Viele Chöre wollen im Innenhof des Alten Schlosses auftreten
Der Erfolg zeigt sich auch an den Verkaufszahlen der Souvenirs: Gut 80 000 der neu gestalteten Weihnachtsmarkttassen seien verkauft worden, sagte Christen. Und die Stielgläser, die es in diesem Jahr erstmals gab, seien schon gut eine Woche vor Marktende ausverkauft gewesen. Auch das Interesse der Chöre an Auftritten im Innenhof des Alten Schlosses in den Vorweihnachtswochen ist ungebrochen. „Wir hatten dieses Jahr an einigen Tagen sogar zwei Konzerte hintereinander“, freute sich die Projektleiterin für den Weihnachtsmarkt bei in.Stuttgart, Julia Wilhelm. Für das kommende Jahr gibt es jetzt schon so viele Anfragen, dass nur noch wenige Termine frei sind.
Die Öffnungszeiten von 11 bis 21 Uhr, freitags und samstags bis 22 Uhr, haben sich nach Angaben der Verantwortlichen bewährt. So könne bis 11 Uhr der beträchtliche Lieferverkehr im Innenstadtbereich und auch für die Weihnachtsmarktbeschicker abgewickelt werden, ohne dass schon Besucher auf den Markt strömten. Die Sonderöffnungszeiten der Rollschuhbahn am Schlossplatz, die mit ihren Gastronomieständen abends länger offen ist, kritisiert der in.Stuttgart-Geschäftsführer nach wie vor. Seiner Meinung nach sollte es einheitliche Zeiten für alle geben.

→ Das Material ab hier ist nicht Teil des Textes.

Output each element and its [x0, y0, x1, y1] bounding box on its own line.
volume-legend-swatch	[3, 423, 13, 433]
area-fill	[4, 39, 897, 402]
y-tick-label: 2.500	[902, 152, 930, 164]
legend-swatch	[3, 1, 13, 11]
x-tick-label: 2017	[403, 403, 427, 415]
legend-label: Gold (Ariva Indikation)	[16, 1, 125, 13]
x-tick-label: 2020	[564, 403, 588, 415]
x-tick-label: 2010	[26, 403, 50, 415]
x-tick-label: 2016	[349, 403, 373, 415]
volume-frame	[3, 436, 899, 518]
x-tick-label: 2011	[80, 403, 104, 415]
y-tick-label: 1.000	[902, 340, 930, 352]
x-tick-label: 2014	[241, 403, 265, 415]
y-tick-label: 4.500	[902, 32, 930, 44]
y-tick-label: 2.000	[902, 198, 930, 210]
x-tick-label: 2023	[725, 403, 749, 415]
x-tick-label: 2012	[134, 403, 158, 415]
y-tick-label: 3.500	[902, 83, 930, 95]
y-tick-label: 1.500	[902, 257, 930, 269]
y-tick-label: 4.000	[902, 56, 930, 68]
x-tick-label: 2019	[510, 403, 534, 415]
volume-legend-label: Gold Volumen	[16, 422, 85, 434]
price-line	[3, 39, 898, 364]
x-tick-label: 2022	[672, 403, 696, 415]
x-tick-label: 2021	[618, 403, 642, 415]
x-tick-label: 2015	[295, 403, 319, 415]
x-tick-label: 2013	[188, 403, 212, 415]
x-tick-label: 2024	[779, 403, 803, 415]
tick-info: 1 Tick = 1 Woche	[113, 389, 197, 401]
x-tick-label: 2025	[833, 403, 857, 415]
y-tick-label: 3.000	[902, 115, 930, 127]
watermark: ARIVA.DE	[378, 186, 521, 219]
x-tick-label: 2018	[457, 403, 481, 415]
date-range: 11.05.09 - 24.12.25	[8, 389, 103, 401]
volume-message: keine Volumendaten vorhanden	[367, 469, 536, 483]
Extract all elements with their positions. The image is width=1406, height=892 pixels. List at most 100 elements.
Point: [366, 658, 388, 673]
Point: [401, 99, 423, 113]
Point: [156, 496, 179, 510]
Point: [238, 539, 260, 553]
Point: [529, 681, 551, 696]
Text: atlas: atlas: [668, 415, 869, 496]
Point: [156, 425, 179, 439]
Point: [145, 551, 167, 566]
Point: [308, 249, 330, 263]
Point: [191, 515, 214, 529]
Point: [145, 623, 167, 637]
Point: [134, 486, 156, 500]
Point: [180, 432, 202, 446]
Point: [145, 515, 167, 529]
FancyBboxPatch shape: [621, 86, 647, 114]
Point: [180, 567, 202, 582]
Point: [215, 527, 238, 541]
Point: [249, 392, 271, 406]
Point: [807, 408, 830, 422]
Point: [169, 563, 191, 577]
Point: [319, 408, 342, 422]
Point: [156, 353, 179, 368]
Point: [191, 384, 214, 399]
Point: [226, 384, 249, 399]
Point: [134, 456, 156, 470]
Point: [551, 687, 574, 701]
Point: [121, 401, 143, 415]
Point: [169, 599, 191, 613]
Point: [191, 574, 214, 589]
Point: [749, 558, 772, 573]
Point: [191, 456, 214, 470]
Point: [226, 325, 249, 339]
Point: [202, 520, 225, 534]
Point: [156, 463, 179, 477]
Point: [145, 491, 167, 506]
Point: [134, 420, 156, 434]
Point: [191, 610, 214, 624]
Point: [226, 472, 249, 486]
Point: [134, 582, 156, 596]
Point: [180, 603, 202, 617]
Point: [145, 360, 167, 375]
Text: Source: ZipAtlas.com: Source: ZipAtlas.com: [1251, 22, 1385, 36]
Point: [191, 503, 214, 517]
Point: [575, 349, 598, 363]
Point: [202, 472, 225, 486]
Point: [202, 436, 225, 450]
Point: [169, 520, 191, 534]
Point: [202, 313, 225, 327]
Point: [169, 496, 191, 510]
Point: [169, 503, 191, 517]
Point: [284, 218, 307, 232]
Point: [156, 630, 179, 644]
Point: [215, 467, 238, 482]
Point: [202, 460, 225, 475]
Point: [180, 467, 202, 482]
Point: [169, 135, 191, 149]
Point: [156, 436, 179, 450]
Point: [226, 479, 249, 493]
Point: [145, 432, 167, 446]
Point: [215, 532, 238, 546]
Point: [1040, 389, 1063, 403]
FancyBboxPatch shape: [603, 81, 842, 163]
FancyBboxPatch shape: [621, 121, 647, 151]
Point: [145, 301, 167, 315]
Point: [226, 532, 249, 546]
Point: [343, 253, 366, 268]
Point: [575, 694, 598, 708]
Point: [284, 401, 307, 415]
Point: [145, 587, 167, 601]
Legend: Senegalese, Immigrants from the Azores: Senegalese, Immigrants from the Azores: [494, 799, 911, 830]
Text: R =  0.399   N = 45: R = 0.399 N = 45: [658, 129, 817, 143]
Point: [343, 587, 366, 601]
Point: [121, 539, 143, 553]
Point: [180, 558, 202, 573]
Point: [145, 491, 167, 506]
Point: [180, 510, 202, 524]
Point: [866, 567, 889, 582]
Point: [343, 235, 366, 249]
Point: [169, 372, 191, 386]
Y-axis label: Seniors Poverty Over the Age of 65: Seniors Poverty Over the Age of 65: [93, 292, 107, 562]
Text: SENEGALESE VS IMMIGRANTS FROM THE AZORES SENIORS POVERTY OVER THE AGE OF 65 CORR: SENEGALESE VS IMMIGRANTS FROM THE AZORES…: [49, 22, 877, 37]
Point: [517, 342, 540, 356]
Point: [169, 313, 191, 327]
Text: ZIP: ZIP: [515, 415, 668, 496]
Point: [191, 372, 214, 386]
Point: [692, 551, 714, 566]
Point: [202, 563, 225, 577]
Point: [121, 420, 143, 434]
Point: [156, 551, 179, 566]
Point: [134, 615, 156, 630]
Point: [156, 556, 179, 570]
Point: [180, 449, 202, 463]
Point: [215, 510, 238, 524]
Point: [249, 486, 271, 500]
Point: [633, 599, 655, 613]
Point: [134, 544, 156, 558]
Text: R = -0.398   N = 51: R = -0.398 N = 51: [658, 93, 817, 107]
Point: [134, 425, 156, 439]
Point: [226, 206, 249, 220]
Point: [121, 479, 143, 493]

Das „Haus des Tourismus“ wird in den Markt integriert
Die Großbaustelle am Marktplatz, also der Umbau des ehemaligen Breitling-Gebäudes in ein „Haus des Tourismus“, bezeichneten die Weihnachtsmarkt-Macher als Herausforderung. Deswegen mussten kurzfristig einige Stände an neue Standorte verlagert werden, worüber die Beschicker alles andere als glücklich waren. Das Großprojekt, dessen Fertigstellung sich bereits jetzt um Monate verzögert hat und das viel teurer als ursprünglich geplant wird, soll bis zum nächsten Weihnachtsmarkt 2025 sicher fertig sein. Dann will in.Stuttgart die neue zentrale Anlaufstelle für Touristen in der Stadt in den Weihnachtsmarkt integrieren. Die dort geplante Gastronomie soll sich zum Markt hin öffnen. Und auch die neue Dachterrasse soll künftig – sei es durch entsprechend weihnachtliche Gestaltung oder durch besondere Angebote mit Blick auf die geschmückten Dächer der Weihnachtsmarktstände – eine Rolle im Weihnachtsmarktgeschehen spielen.
Im kommenden Jahr wird der Stuttgarter Weihnachtsmarkt von 26. November bis 23. Dezember geöffnet sein. Dann können die Besucher einen Tag länger die vorweihnachtliche Atmosphäre auf Markt- und Schillerplatz genießen.